Here is how you would derive the highest severity AE the patient has occurred post-baseline up to and excluding the current AE day.
# Add a numeric version of severity for sorting with severe=1, moderate=2, mild=3
ae_ext <- ae_01 %>%
mutate(TEMP_SEVN = as.integer(factor(AESEV, levels = c("SEVERE", "MODERATE", "MILD"))))
# Derive nadir severity (AENADSEV)
ae_02 <- ae_ext %>%
derive_vars_joined(
dataset_add = ae_ext,
filter_add = AESTDY > 0,
by_vars = exprs(USUBJID),
order = exprs(TEMP_SEVN),
new_vars = exprs(AENADSEV = AESEV),
join_vars = exprs(AESTDY),
filter_join = AESTDY.join < AESTDY,
mode = "first",
check_type = "none"
)
There exists a further function
derive_var_joied_exist_flag()
, which follows a similar
principle to the “joined” set as explained here.
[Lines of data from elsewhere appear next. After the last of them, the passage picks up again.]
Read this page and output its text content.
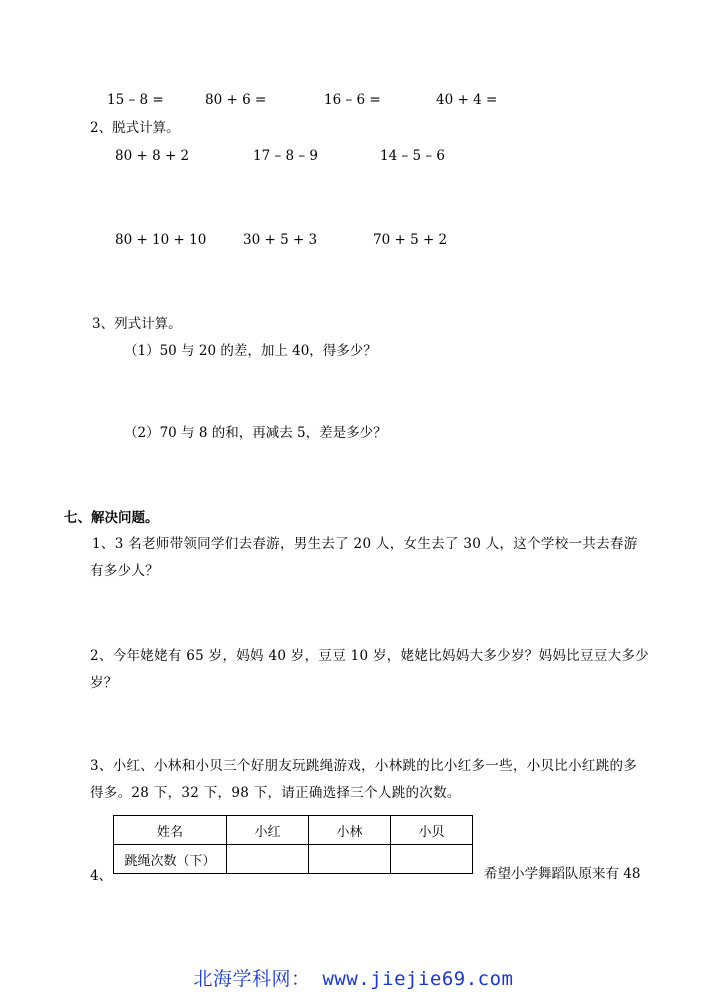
15 – 8 =	80 + 6 =	16 – 6 =	40 + 4 =
2、脱式计算。
80 + 8 + 2	17 – 8 – 9	14 – 5 – 6
80 + 10 + 10	30 + 5 + 3	70 + 5 + 2
3、列式计算。
（1）50 与 20 的差，加上 40，得多少？
（2）70 与 8 的和，再减去 5，差是多少？
七、解决问题。
1、3 名老师带领同学们去春游，男生去了 20 人，女生去了 30 人，这个学校一共去春游有多少人？
2、今年姥姥有 65 岁，妈妈 40 岁，豆豆 10 岁，姥姥比妈妈大多少岁？妈妈比豆豆大多少岁？
3、小红、小林和小贝三个好朋友玩跳绳游戏，小林跳的比小红多一些，小贝比小红跳的多得多。28 下，32 下，98 下，请正确选择三个人跳的次数。
姓名	小红	小林	小贝
跳绳次数（下）			
4、	希望小学舞蹈队原来有 48
北海学科网： www.jiejie69.com
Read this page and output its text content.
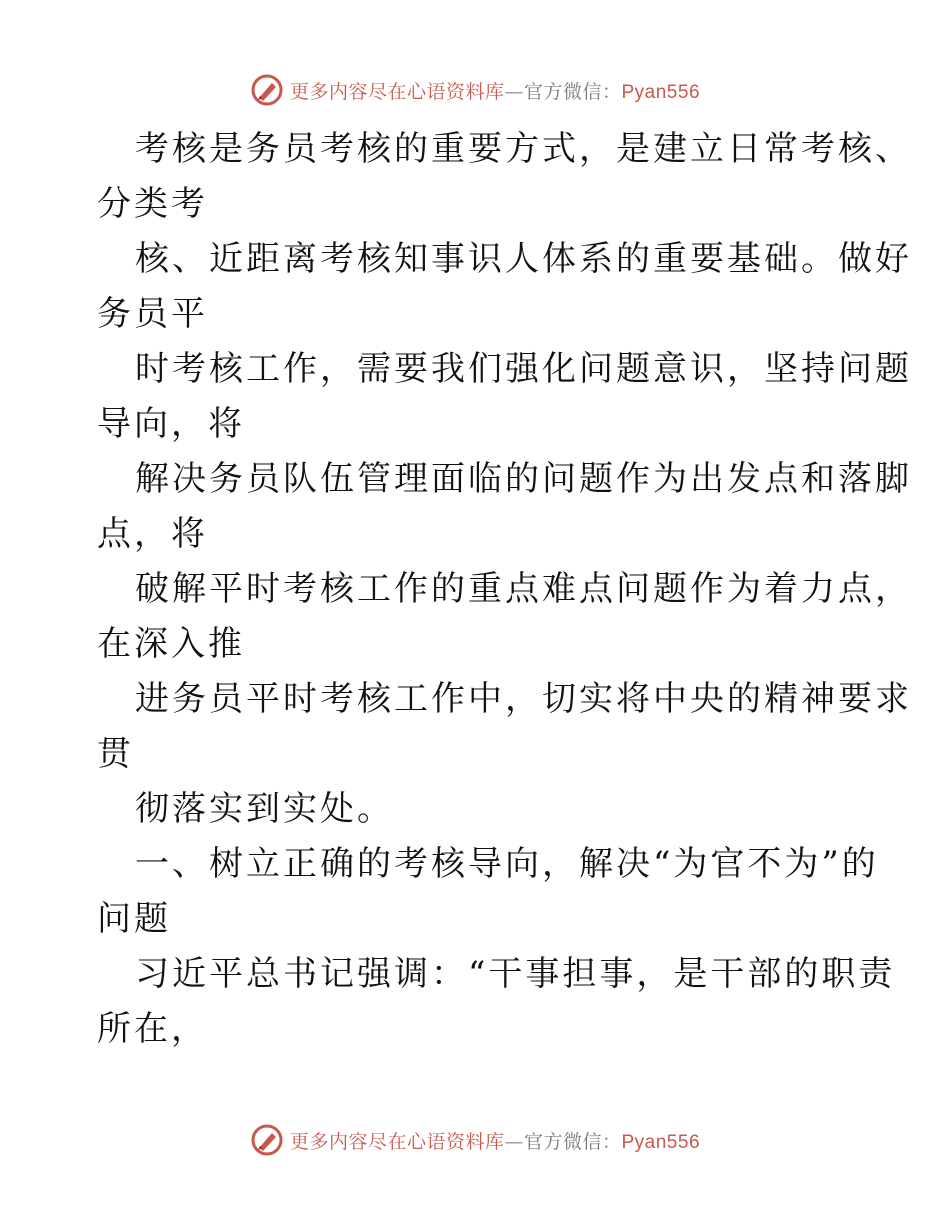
更多内容尽在心语资料库—官方微信：Pyan556
考核是务员考核的重要方式，是建立日常考核、
分类考
核、近距离考核知事识人体系的重要基础。做好
务员平
时考核工作，需要我们强化问题意识，坚持问题
导向，将
解决务员队伍管理面临的问题作为出发点和落脚
点，将
破解平时考核工作的重点难点问题作为着力点，
在深入推
进务员平时考核工作中，切实将中央的精神要求
贯
彻落实到实处。
一、树立正确的考核导向，解决“为官不为”的
问题
习近平总书记强调：“干事担事，是干部的职责
所在，
更多内容尽在心语资料库—官方微信：Pyan556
This can be used for
whenever one set of observations “confirms” another set in a dataframe,
i.e. the flag is only set for your observation if both the observation
and some other observation meet both the user-specified criteria.
extreme functions
Description
The “extreme” functions are used for finding the first or last
observation (from order
and mode
arguments)
within each by group (by_vars
argument).
These can then be output as a flag variable, a date, or as new
records dependent on which respective function is used between
derive_var_extreme_flag()
,
derive_var_extreme_dt()
or
derive_extreme_records()
for example.
Example
Building on the above case, let’s use
derive_var_extreme_flag()
to now flag the earliest
observation with the highest severity per patient.
# Highest severity flag (AEHSEVFL)
ae_03 <- ae_02 %>%
derive_var_extreme_flag(
new_var = AEHSEVFL,
by_vars = exprs(USUBJID),
order = exprs(TEMP_SEVN, AESTDY, AESEQ),
mode = "first"
)
Common further examples of usage of this set of functions could be
using derive_var_extreme_dt()
for last known alive date
calculation or derive_extreme_records()
for creating
derived minimum or maximum value records.